Developing the arts and sciences on campuses requires a different set of conditions. Would you agree?
Only partially, because some of the conditions needed are common. A good university, whether primarily arts or science oriented, needs adequate infrastructure, an administrative system with in-built checks and balances, a spirit of collegiality among the faculty, and a system of rewards and punishments that is seen to be transparent and fair.
Literature, art, music, and sculpture need even more because they are expressions of creative expression. If you want them then you must first fight the battle for increasing the space available for increasing political, cultural, and personal expression. Without this freedom all the money in the world, and the finest buildings will achieve exactly nothing. The starting point is to acknowledge that we actually want the arts.

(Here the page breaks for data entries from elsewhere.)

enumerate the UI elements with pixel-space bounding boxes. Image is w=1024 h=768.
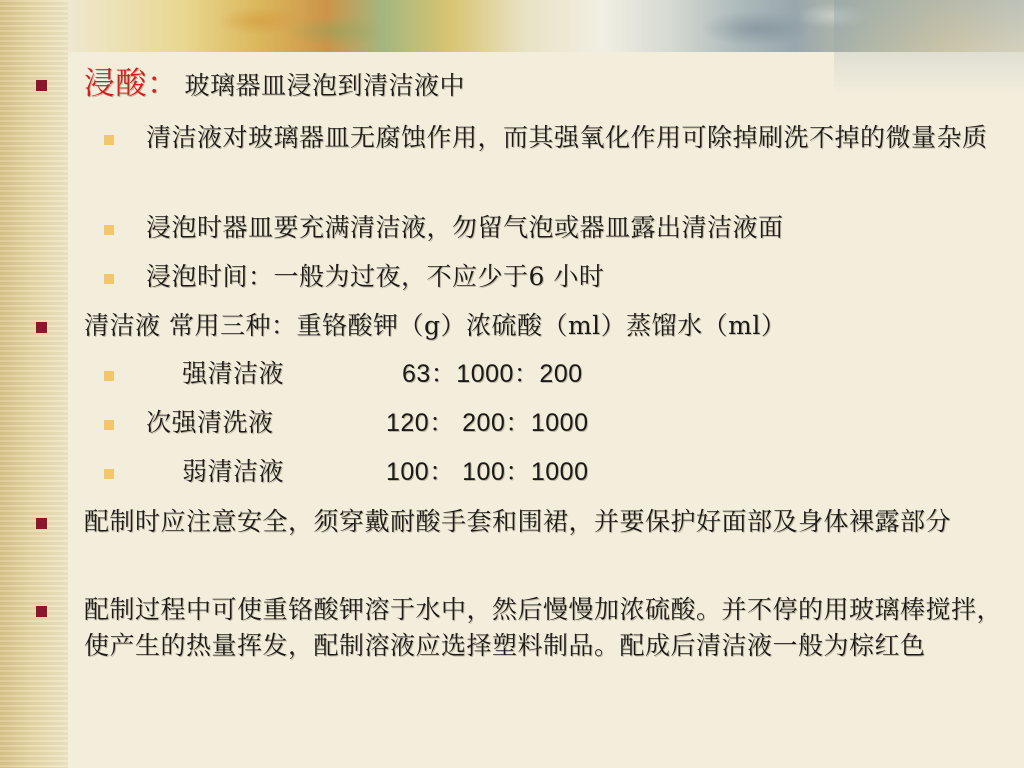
sub-bullet-square-icon xyxy=(104,274,114,284)
solution-ratio: 120： 200：1000 xyxy=(386,409,589,437)
sub-bullet-item: 浸泡时间：一般为过夜，不应少于6 小时 xyxy=(146,262,605,291)
sub-bullet-item: 浸泡时器皿要充满清洁液，勿留气泡或器皿露出清洁液面 xyxy=(146,213,784,242)
solution-ratio: 63：1000：200 xyxy=(402,360,583,388)
sub-bullet-square-icon xyxy=(104,469,114,479)
solution-name: 次强清洗液 xyxy=(146,408,274,437)
bullet-square-icon xyxy=(36,518,47,529)
bullet-square-icon xyxy=(36,322,47,333)
bullet-item: 配制过程中可使重铬酸钾溶于水中，然后慢慢加浓硫酸。并不停的用玻璃棒搅拌，使产生的热量挥发，配制溶液应选择塑料制品。配成后清洁液一般为棕红色 xyxy=(84,595,1003,660)
bullet-item: 清洁液 常用三种：重铬酸钾（g）浓硫酸（ml）蒸馏水（ml） xyxy=(84,311,787,340)
sub-bullet-square-icon xyxy=(104,135,114,145)
sub-bullet-square-icon xyxy=(104,225,114,235)
bullet-text: 玻璃器皿浸泡到清洁液中 xyxy=(184,71,466,100)
solution-name: 强清洁液 xyxy=(182,359,285,388)
bullet-square-icon xyxy=(36,606,47,617)
bullet-item xyxy=(84,66,984,104)
sub-bullet-square-icon xyxy=(104,420,114,430)
bullet-item: 配制时应注意安全，须穿戴耐酸手套和围裙，并要保护好面部及身体裸露部分 xyxy=(84,507,952,536)
bullet-lead: 浸酸： xyxy=(84,66,179,102)
bullet-square-icon xyxy=(36,80,47,91)
sub-bullet-square-icon xyxy=(104,371,114,381)
solution-name: 弱清洁液 xyxy=(182,457,285,486)
solution-ratio: 100： 100：1000 xyxy=(386,458,589,486)
sub-bullet-item: 清洁液对玻璃器皿无腐蚀作用，而其强氧化作用可除掉刷洗不掉的微量杂质 xyxy=(146,123,988,152)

Presently, it is not clear that anything beyond narrowly technical education is desirable or socially sanctioned. Unlike during the earlier years of Pakistan, today we see that film, drama, dance, and music are frowned upon within the campuses of most public universities. Joyous or artistic expressions are sometimes attacked by student vigilantes who say these violate religious norms. At Punjab University, the Islami Jamiat Talaba staged violent protests against the establishment of a department of musicology. Even when something low-key was finally established, it had to be located away from the main campus. Today cafeterias in some universities are segregated, men and women are not allowed to walk together, and morality squads enforce these restrictions with due fervor. Personal freedom is crucial to creating a well-rounded individual. It is particularly important to learn to deal with colleagues of the opposite sex in a mature way.